← All notes

Building AI Agents That Actually Work

Most AI agents fail in production. Here's the framework I use to design agents that are reliable, predictable, and genuinely useful.

There’s a gap between an AI agent that impresses in a demo and one that ships to production. I’ve built both. The difference usually comes down to a few foundational decisions made early in the design process.

Start with the failure modes

Before writing a single line of code, I map out how the agent can break. Not the happy path — that’s easy. The interesting questions are:

  • What happens when the LLM returns a malformed response?
  • What happens when the tool call fails or times out?
  • What happens when the user’s intent is genuinely ambiguous?

An agent that handles failure gracefully is one you can actually trust. Build the error handling first, then build the capability.

Give the agent a narrow scope

The best agents I’ve built do one thing very well. The worst ones try to be general-purpose assistants.

A good rule of thumb: if you can’t summarize what the agent does in a single sentence, the scope is too broad. Narrow scope means fewer failure modes, easier testing, and — counterintuitively — a better user experience. Users trust a focused tool more than an agent that tries to do everything.

Design the tool interface carefully

The tools you give an agent are its interface with the world. Poorly designed tools lead to poor agent behavior, even with a capable underlying model.

Good tool design means:

  • Clear, specific function names and descriptions
  • Input schemas that are hard to misuse
  • Return values that carry enough context to be useful
  • Errors that are descriptive, not just status codes

When the model reads your tool definitions, it should understand exactly what each tool does and when to use it.

Treat prompts like code

Your system prompt is the most important piece of code in your agent. It deserves the same review, version control, and testing discipline as any other critical component.
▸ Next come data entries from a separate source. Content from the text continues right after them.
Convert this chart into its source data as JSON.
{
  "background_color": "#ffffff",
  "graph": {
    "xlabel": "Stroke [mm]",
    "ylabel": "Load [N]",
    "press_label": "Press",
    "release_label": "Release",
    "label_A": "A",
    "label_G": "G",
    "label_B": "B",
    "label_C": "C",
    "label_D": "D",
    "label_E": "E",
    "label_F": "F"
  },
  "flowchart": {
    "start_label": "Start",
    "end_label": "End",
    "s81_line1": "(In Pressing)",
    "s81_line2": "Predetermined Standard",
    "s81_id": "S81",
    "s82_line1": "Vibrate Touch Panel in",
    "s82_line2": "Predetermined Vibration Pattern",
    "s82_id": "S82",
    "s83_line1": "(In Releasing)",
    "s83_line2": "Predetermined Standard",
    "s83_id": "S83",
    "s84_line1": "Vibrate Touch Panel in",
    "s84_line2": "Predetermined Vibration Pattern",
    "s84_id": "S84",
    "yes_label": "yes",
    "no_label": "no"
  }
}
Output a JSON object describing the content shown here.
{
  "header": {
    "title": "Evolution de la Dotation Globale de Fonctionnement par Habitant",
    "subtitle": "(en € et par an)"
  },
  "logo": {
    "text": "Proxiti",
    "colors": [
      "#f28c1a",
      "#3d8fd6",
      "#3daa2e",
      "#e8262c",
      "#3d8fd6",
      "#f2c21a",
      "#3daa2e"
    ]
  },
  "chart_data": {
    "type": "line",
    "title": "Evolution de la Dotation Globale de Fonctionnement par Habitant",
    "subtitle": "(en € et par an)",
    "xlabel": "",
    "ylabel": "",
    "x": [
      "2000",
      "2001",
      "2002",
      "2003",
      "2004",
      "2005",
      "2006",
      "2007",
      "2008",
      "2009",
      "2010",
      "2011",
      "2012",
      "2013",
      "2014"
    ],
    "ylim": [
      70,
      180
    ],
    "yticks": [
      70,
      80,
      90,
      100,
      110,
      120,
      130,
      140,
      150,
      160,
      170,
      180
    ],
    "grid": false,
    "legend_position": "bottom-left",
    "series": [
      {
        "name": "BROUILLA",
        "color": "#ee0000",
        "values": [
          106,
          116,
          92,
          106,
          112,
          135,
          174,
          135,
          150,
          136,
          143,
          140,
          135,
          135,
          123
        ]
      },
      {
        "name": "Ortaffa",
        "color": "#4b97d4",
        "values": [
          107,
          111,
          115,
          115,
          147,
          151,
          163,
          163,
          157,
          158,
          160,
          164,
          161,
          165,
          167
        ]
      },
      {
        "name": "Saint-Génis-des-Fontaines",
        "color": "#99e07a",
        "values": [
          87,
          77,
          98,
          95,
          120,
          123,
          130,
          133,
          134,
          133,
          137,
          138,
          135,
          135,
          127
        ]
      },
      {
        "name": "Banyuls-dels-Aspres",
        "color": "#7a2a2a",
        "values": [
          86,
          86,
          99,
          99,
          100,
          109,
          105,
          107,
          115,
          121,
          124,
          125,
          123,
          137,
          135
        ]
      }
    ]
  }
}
I keep system prompts in version control alongside the code, write tests that exercise edge cases in the prompt, and treat prompt changes as deployments — they ship with the same care as a code change.

Test with adversarial inputs

Production users will ask things you didn’t anticipate. Build a test suite that includes:

  • Inputs that are technically valid but semantically strange
  • Inputs designed to trigger unexpected tool calls
  • Inputs that push the agent toward its failure modes

The goal isn’t 100% coverage. It’s building intuition for where the cracks are before a user finds them.


Building AI agents is still a young discipline. The frameworks are evolving, the best practices are being discovered in real time, and most of what you’ll learn comes from shipping things and watching them break. The fundamentals above have served me well across a dozen different agent projects — I hope they’re useful to you too.